Work in the main area of energy research aims at providing technologies for a long-term and environmentally compatible energy supply of a steadily growing world population.

Fuel cells are a promising technology for energy conversion. They directly convert the chemical energy of their fuels, such as natural gas, methane or hydrogen, into electric energy. In this way, theoretical efficiencies of up to 70 % can be achieved. Further advantages of fuel cells are low emissions of CO₂ greenhouse gas - a consequence of the favourable efficiency - and hardly any emissions of sulphur and nitrogen oxides. Several fuel cell types of similar design and function are currently competing with each other. They differ above all in the materials used, the type of electrolyte and the operating temperatures, which are between 60°C and 200°C in the low-temperature range and between 600°C and 1000°C for the high-temperature fuel cell - the so-called solid oxide fuel cell (SOFC).

The Research Centre's R&D activities for the latter concentrate on the technical feasibility of the "Jülich substrate concept", an SOFC system for decentralized cogeneration with an electric power output of 20 kW.

Work for the low-temperature fuel cell - especially for the proton exchange membrane fuel cell (PEFC) - is oriented to the development of system and process proposals and the resulting components. In parallel, the development of a direct methanol fuel cell (DMFC) is being pursued as an efficient and low-emission drive system for motor vehicles.
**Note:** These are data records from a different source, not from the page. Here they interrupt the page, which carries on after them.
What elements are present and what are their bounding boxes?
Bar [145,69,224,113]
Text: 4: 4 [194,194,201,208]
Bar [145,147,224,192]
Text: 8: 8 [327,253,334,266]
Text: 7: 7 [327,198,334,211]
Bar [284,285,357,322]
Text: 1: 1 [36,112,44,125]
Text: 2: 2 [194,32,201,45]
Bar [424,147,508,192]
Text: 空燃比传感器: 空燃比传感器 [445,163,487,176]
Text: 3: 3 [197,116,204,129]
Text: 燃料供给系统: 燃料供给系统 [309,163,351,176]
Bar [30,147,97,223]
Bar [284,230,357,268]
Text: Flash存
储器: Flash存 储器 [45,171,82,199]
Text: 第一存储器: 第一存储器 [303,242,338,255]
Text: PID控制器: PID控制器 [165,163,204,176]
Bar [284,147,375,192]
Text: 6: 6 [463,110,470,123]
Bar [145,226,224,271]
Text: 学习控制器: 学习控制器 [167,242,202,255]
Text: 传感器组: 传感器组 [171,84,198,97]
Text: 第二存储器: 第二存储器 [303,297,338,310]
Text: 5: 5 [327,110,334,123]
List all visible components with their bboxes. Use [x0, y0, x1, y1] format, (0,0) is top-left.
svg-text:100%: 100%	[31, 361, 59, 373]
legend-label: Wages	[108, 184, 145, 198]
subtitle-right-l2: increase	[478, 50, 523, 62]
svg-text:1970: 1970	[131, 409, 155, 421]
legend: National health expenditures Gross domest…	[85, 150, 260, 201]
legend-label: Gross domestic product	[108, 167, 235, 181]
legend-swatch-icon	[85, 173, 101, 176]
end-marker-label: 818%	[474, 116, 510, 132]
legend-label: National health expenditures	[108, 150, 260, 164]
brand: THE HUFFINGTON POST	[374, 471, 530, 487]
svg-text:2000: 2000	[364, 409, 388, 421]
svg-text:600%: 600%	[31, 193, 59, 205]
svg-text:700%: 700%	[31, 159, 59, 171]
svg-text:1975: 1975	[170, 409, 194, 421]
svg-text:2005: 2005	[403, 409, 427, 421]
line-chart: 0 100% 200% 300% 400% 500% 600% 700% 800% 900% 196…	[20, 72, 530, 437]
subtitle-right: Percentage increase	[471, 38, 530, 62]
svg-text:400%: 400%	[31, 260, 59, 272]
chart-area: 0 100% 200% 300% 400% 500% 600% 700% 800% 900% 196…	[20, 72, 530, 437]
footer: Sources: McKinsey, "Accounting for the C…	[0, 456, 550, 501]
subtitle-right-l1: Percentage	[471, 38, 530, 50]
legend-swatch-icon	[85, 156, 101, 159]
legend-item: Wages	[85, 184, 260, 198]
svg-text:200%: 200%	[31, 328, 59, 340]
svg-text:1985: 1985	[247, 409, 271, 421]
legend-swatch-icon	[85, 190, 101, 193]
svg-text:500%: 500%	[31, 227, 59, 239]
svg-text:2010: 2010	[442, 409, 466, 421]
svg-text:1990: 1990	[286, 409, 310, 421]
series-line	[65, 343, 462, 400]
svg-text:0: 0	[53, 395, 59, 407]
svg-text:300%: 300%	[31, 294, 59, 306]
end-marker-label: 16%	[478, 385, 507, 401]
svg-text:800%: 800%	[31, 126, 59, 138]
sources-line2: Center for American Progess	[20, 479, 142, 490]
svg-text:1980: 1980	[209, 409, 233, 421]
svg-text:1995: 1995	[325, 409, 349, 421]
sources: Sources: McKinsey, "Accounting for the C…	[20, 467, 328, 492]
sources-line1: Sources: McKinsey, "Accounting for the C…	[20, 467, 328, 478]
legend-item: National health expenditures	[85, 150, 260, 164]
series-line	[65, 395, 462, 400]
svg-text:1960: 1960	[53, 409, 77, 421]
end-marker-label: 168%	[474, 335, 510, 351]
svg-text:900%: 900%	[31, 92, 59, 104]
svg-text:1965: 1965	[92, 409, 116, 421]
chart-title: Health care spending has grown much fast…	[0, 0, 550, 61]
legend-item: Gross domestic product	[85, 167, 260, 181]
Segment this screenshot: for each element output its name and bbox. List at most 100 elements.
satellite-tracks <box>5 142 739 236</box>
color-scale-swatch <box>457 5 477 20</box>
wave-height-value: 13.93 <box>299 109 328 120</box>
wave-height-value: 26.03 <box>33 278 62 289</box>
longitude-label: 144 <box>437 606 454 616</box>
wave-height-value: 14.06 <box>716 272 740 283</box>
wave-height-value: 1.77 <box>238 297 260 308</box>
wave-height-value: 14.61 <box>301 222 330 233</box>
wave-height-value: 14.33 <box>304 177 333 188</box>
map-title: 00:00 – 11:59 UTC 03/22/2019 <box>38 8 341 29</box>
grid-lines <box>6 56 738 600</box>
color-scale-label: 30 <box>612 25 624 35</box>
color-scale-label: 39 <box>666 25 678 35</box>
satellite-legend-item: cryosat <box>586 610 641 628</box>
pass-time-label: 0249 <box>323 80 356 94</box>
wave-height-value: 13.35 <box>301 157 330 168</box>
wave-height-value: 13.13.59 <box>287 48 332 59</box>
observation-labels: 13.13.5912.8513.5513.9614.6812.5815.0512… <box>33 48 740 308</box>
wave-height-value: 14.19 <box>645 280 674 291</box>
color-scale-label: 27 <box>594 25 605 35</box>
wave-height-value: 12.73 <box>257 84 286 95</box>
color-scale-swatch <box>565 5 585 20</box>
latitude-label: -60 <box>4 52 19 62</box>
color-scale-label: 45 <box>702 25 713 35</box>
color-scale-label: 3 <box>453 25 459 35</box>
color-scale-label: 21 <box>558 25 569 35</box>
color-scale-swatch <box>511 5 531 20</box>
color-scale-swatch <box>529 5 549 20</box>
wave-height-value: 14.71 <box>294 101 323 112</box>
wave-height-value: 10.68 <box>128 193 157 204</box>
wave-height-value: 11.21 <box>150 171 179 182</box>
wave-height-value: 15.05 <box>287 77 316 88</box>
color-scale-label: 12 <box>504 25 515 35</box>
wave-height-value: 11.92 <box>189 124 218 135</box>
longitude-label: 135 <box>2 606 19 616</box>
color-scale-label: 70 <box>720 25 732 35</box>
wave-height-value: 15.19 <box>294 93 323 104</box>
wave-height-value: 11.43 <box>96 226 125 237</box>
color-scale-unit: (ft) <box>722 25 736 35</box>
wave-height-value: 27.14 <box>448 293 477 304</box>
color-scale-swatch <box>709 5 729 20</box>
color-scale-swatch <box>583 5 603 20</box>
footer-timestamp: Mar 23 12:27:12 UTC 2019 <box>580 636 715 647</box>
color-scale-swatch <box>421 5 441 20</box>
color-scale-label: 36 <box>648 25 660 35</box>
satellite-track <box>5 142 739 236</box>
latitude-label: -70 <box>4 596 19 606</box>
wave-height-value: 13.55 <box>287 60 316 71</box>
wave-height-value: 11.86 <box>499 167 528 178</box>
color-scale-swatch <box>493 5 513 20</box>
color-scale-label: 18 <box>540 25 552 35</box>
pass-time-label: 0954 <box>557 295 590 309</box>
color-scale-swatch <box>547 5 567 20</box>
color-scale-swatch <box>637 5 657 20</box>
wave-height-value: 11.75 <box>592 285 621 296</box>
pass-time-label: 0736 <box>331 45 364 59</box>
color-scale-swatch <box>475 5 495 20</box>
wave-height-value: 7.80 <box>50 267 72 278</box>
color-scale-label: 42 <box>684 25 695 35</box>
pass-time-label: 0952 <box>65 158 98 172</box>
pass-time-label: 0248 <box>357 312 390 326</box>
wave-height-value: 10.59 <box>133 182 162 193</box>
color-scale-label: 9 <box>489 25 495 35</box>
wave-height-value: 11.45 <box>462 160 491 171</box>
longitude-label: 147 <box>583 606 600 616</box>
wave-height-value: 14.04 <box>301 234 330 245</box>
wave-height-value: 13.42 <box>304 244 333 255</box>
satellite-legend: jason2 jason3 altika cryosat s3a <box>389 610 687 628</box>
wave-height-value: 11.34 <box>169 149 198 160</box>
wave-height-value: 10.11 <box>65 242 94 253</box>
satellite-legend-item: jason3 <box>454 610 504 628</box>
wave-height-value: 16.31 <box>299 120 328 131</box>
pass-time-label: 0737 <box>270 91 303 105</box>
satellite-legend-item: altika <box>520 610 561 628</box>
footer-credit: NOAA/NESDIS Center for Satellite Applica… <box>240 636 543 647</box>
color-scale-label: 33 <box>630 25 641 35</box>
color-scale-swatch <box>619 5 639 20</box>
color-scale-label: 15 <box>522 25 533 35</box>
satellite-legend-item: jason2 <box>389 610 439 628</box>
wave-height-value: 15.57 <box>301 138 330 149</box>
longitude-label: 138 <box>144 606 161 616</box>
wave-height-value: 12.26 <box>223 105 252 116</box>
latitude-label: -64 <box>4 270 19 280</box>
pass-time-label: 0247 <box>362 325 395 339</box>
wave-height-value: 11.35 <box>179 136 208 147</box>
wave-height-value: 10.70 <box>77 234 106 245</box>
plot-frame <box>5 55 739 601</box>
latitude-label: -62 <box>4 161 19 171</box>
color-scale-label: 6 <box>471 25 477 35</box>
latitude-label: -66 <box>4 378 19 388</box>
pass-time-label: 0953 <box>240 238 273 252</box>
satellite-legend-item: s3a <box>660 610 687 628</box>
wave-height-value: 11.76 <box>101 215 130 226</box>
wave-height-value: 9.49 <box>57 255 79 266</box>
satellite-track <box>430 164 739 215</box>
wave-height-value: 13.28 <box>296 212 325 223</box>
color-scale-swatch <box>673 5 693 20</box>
Fossil-fired power plants will also furnish a considerable contribution to global energy supply in the 21st century. Efforts concentrate on significantly increasing their efficiency. Efficiencies of over 60 % are to be achieved, in particular, for gas and steam turbine power plants with more than 100 megawatt power output. In the field of gas turbines, especially new material systems play a central role in addition to improved cooling technologies and reliable methods of component design. In the Jülich R&D project on material systems for power plants, important work is being carried out for new high-heat-flux material systems for fossil-fired power plants and future nuclear fusion reactors. The spectrum ranges here from newly conceived single materials through the action of structure and function in various composite materials up to the realization and testing of components for power plants.

Among the renewable energies, the direct photovoltaic conversion of solar radiation into electric energy is an important option for future energy supply. The production costs of photovoltaic modules must be clearly reduced, however, to enable photovoltaics to markedly contribute to covering globally growing power requirements. Due to their small requirement of high-purity materials involving expensive and energy-intensive production, their low and thus energy-saving production temperatures as well as fully automated process flows, thin-film solar cells promise to involve more favourable production costs than the currently prevailing technology which uses thick, crystalline silicon wafers. Work at Jülich on photovoltaics is aimed at novel concepts for thin-film silicon cells based on intensive materials research and a process technology for low-cost industrial mass production. The substrate materials used are primarily glass, but also metal and plastic foils.

Another nearly inexhaustible source of energy could be controlled nuclear fusion. This difficult task is being intensively dealt with worldwide. Hot gases (so-called plasmas) of more than 100 million degrees, consisting of the hydrogen isotopes deuterium and tritium, must be generated and kept together for a sufficiently long time. At the same time, the energy produced in fusing the nuclei must be extracted for use. The Jülich R&D project on nuclear fusion and plasma research concentrates on key topics relating to the control of a fusion plasma: plasma-wall interaction, energy and particle transport and the control of instabilities. Work is closely associated with Dutch and Belgian fusion research within the framework of the Trilateral Euregio Cluster (TEC) and embedded in the EU's fusion programme.